7  Chapter 6: The Haunted Dag & The Causal Terror

7.1 Model 6.1: (extreme) Multicollinearity

Packages first.

library(rethinking)
library(cmdstanr)
library(tidyverse)

The first model of the chapter addresses multicollinearity by analysing simulated data.

From the book (McElreath 2020, 163) we get the following code:

McElreath, Richard. 2020. Statistical Rethinking: A Bayesian Course with Examples in R and Stan. Second edition. Chapman & Hall/CRC Texts in Statistical Science Series. Boca Raton: CRC Press.
N <- 100 # number of individuals 
set.seed(909) 
height <- rnorm(N,10,2)        # sim total height of each 
leg_prop <- runif(N,0.4,0.5)   # leg as proportion of height 
leg_left <- leg_prop*height +  # sim left leg as proportion + error 
  rnorm( N , 0 , 0.02 ) 
leg_right <- leg_prop*height + # sim right leg as proportion + error 
  rnorm( N , 0 , 0.02 )        # combine into data frame 


dl <- list(
  N = length(height),
  H = height,
  ll = leg_left,
  rl = leg_right)

The model implemented in Stan looks like this, with the corresponding mathematical definition.

\[ \begin{align} H_i &\sim \operatorname{Normal}(\mu_i, \sigma) \\ \mu &= \alpha + \beta_L \text{LL} + \beta_R \text{RL} \\ \alpha &\sim \operatorname{Normal}(10, 100) \\ \beta_L, \beta_R &\sim \operatorname{Normal}(2, 10) \\ \sigma &\sim \operatorname{Exponential}(1) \end{align} \]

/* */
data {
  int<lower=0> N;
  vector[N] H;
  vector[N] ll;
  vector[N] rl;
}
parameters {
  real a;
  real bl;
  real br;
  real<lower=0> sigma;
}
transformed parameters {
  array[N] real mu;
  for (i in 1:N) {
    mu[i] = a + bl * ll[i] + br * rl[i];
  }
}
model {
  a ~ normal(10, 100);
  bl ~ normal(2, 10);
  br ~ normal(2, 10);
  sigma ~ exponential(1);
  H ~ normal(mu, sigma);
}

When running the model we get slow sampling!

# Compiling the model
m6.1 <- cmdstan_model(stan_file = "models/m6-1.stan", 
                      exe_file = "models/m6-1.exe")
fit6.1 <- m6.1$sample(
        data = dl,                 # The list of variables
        iter_sampling = 2000,      # Number of iterations for sampling
        iter_warmup = 1000,        # Number of warm-up iterations
        chains = 1,                # Number of Markov chains
        refresh = 1000             # Number of iterations before each print
)
Running MCMC with 1 chain...

Chain 1 Iteration:    1 / 3000 [  0%]  (Warmup) 
Chain 1 Iteration: 1000 / 3000 [ 33%]  (Warmup) 
Chain 1 Iteration: 1001 / 3000 [ 33%]  (Sampling) 
Chain 1 Iteration: 2000 / 3000 [ 66%]  (Sampling) 
Chain 1 Iteration: 3000 / 3000 [100%]  (Sampling) 
Chain 1 finished in 8.4 seconds.
Warning: 889 of 2000 (44.0%) transitions hit the maximum treedepth limit of 10.
See https://mc-stan.org/misc/warnings for details.

The sampling also produces transitions hitting the maximum treedepth.

This reminds of the folk theorem of statistical computing, “When you have computational problems, often there’s a problem with your model” (Gelman).

The model in this case is silly, we do not learn anything more from including the right leg after having the left leg in the model.
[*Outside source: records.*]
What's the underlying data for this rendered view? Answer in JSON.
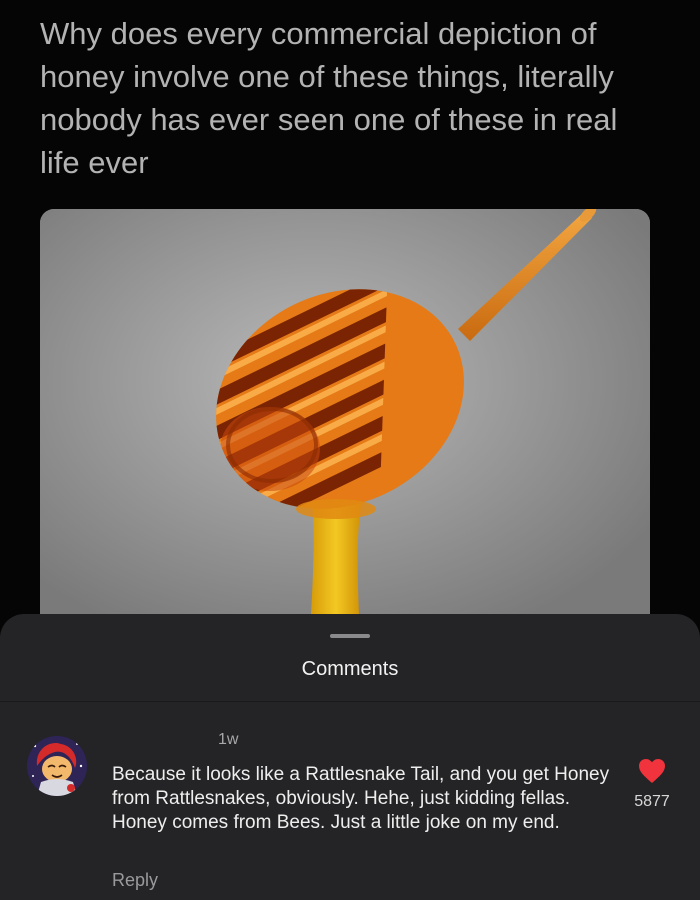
{
  "post": {
    "text": "Why does every commercial depiction of honey involve one of these things, literally nobody has ever seen one of these in real life ever",
    "media": {
      "subject": "honey dipper with dripping honey",
      "background_color": "#7d7d7d",
      "honey_color": "#e06a10"
    }
  },
  "comments_sheet": {
    "title": "Comments",
    "comments": [
      {
        "timestamp": "1w",
        "text": "Because it looks like a Rattlesnake Tail, and you get Honey from Rattlesnakes, obviously. Hehe, just kidding fellas. Honey comes from Bees. Just a little joke on my end.",
        "reply_label": "Reply",
        "like_count": "5877",
        "liked": true,
        "like_color": "#f0333c",
        "avatar_icon": "cartoon-avatar"
      }
    ]
  }
}
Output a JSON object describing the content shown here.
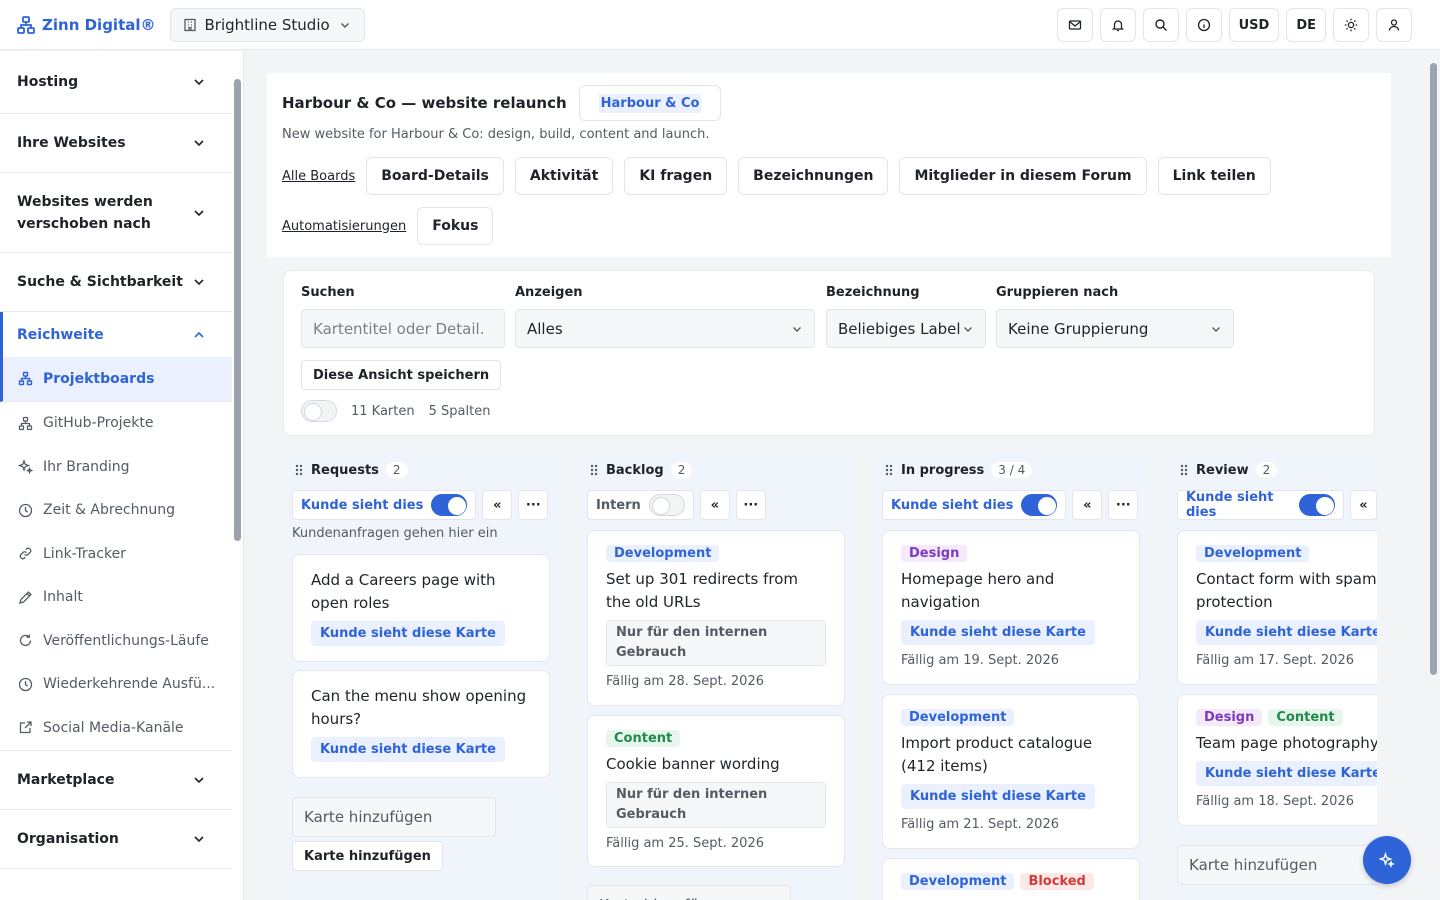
{
  "brand": {
    "name": "Zinn Digital®"
  },
  "org_switch": {
    "label": "Brightline Studio"
  },
  "top_actions": {
    "currency": "USD",
    "language": "DE"
  },
  "sidebar": {
    "sections": [
      {
        "label": "Hosting"
      },
      {
        "label": "Ihre Websites"
      },
      {
        "label": "Websites werden verschoben nach"
      },
      {
        "label": "Suche & Sichtbarkeit"
      },
      {
        "label": "Reichweite"
      },
      {
        "label": "Marketplace"
      },
      {
        "label": "Organisation"
      }
    ],
    "reach_items": [
      {
        "label": "Projektboards",
        "icon": "boards-icon"
      },
      {
        "label": "GitHub-Projekte",
        "icon": "github-icon"
      },
      {
        "label": "Ihr Branding",
        "icon": "sparkle-icon"
      },
      {
        "label": "Zeit & Abrechnung",
        "icon": "clock-icon"
      },
      {
        "label": "Link-Tracker",
        "icon": "link-icon"
      },
      {
        "label": "Inhalt",
        "icon": "pencil-icon"
      },
      {
        "label": "Veröffentlichungs-Läufe",
        "icon": "refresh-icon"
      },
      {
        "label": "Wiederkehrende Ausfü...",
        "icon": "clock-icon"
      },
      {
        "label": "Social Media-Kanäle",
        "icon": "external-icon"
      }
    ]
  },
  "board": {
    "title": "Harbour & Co — website relaunch",
    "client": "Harbour & Co",
    "description": "New website for Harbour & Co: design, build, content and launch.",
    "nav": {
      "all_boards": "Alle Boards",
      "details": "Board-Details",
      "activity": "Aktivität",
      "ask_ai": "KI fragen",
      "labels": "Bezeichnungen",
      "members": "Mitglieder in diesem Forum",
      "share": "Link teilen",
      "automations": "Automatisierungen",
      "focus": "Fokus"
    }
  },
  "filters": {
    "search_label": "Suchen",
    "search_placeholder": "Kartentitel oder Detail.",
    "show_label": "Anzeigen",
    "show_value": "Alles",
    "label_label": "Bezeichnung",
    "label_value": "Beliebiges Label",
    "group_label": "Gruppieren nach",
    "group_value": "Keine Gruppierung",
    "save_view": "Diese Ansicht speichern",
    "cards_count": "11 Karten",
    "columns_count": "5 Spalten"
  },
  "ui": {
    "client_sees": "Kunde sieht dies",
    "internal": "Intern",
    "collapse": "«",
    "more": "···",
    "client_sees_card": "Kunde sieht diese Karte",
    "internal_only": "Nur für den internen Gebrauch",
    "add_card_placeholder": "Karte hinzufügen",
    "add_card_button": "Karte hinzufügen"
  },
  "columns": [
    {
      "name": "Requests",
      "count": "2",
      "note": "Kundenanfragen gehen hier ein",
      "cards": [
        {
          "title": "Add a Careers page with open roles"
        },
        {
          "title": "Can the menu show opening hours?"
        }
      ]
    },
    {
      "name": "Backlog",
      "count": "2",
      "cards": [
        {
          "tag": "Development",
          "title": "Set up 301 redirects from the old URLs",
          "due": "Fällig am 28. Sept. 2026"
        },
        {
          "tag": "Content",
          "title": "Cookie banner wording",
          "due": "Fällig am 25. Sept. 2026"
        }
      ]
    },
    {
      "name": "In progress",
      "count": "3 / 4",
      "cards": [
        {
          "tag": "Design",
          "title": "Homepage hero and navigation",
          "due": "Fällig am 19. Sept. 2026"
        },
        {
          "tag": "Development",
          "title": "Import product catalogue (412 items)",
          "due": "Fällig am 21. Sept. 2026"
        },
        {
          "tags": [
            "Development",
            "Blocked"
          ]
        }
      ]
    },
    {
      "name": "Review",
      "count": "2",
      "cards": [
        {
          "tag": "Development",
          "title": "Contact form with spam protection",
          "due": "Fällig am 17. Sept. 2026"
        },
        {
          "tags": [
            "Design",
            "Content"
          ],
          "title": "Team page photography",
          "due": "Fällig am 18. Sept. 2026"
        }
      ]
    }
  ],
  "colors": {
    "accent": "#2f63d8",
    "design": "#7e3bbf",
    "content": "#1f8a4c",
    "blocked": "#d23b3b"
  }
}
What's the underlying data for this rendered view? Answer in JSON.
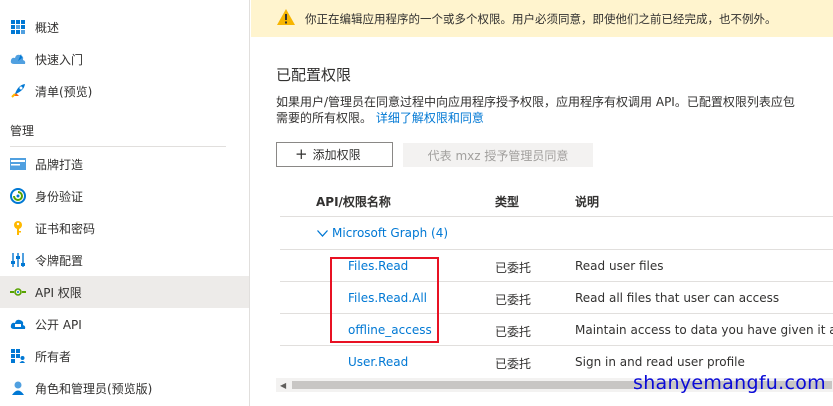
{
  "sidebar": {
    "items_top": [
      {
        "label": "概述",
        "icon": "grid-icon"
      },
      {
        "label": "快速入门",
        "icon": "cloud-rocket-icon"
      },
      {
        "label": "清单(预览)",
        "icon": "rocket-icon"
      }
    ],
    "section_title": "管理",
    "items_manage": [
      {
        "label": "品牌打造",
        "icon": "branding-icon"
      },
      {
        "label": "身份验证",
        "icon": "authentication-icon"
      },
      {
        "label": "证书和密码",
        "icon": "key-icon"
      },
      {
        "label": "令牌配置",
        "icon": "token-config-icon"
      },
      {
        "label": "API 权限",
        "icon": "api-permissions-icon",
        "active": true
      },
      {
        "label": "公开 API",
        "icon": "expose-api-icon"
      },
      {
        "label": "所有者",
        "icon": "owners-icon"
      },
      {
        "label": "角色和管理员(预览版)",
        "icon": "roles-icon"
      }
    ]
  },
  "banner": {
    "text": "你正在编辑应用程序的一个或多个权限。用户必须同意，即使他们之前已经完成，也不例外。",
    "icon": "warning-icon"
  },
  "main": {
    "title": "已配置权限",
    "description_line1": "如果用户/管理员在同意过程中向应用程序授予权限，应用程序有权调用 API。已配置权限列表应包",
    "description_line2_prefix": "需要的所有权限。",
    "description_link": "详细了解权限和同意",
    "add_button": "添加权限",
    "grant_button": "代表 mxz 授予管理员同意"
  },
  "table": {
    "headers": {
      "name": "API/权限名称",
      "type": "类型",
      "description": "说明"
    },
    "group": "Microsoft Graph (4)",
    "rows": [
      {
        "name": "Files.Read",
        "type": "已委托",
        "description": "Read user files"
      },
      {
        "name": "Files.Read.All",
        "type": "已委托",
        "description": "Read all files that user can access"
      },
      {
        "name": "offline_access",
        "type": "已委托",
        "description": "Maintain access to data you have given it acc"
      },
      {
        "name": "User.Read",
        "type": "已委托",
        "description": "Sign in and read user profile"
      }
    ]
  },
  "watermark": "shanyemangfu.com",
  "colors": {
    "accent": "#0078d4",
    "banner_bg": "#fff4ce",
    "highlight": "#e81123",
    "warning": "#f7b500"
  }
}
The algorithm struggles because of the correlated parameter values and so, we have reached computational problems because of a bad model.

The posterior might still be the correct one. Let’s try to combine the parameter estimates (βLL and βRL) to see if their sum is what we are looking for.

Code
draws6.1 <- fit6.1$draws(format = "df")


p1 <- draws6.1 |> 
  select(.iteration, bl, br) |> 
  mutate(bb_sum = bl + br) |> 
  pivot_longer(cols = bl:bb_sum, 
               names_to = "Parameter") |> 
  ggplot(aes(value, fill = Parameter)) + geom_density() + 
  facet_wrap(~ Parameter, scales = "free_y", ncol = 1) + 
  theme_classic()
Warning: Dropping 'draws_df' class as required metadata was removed.
Code
p1

There are many possible alternatives for parameter βLL and βRL to produce the sum seen in the upper panel.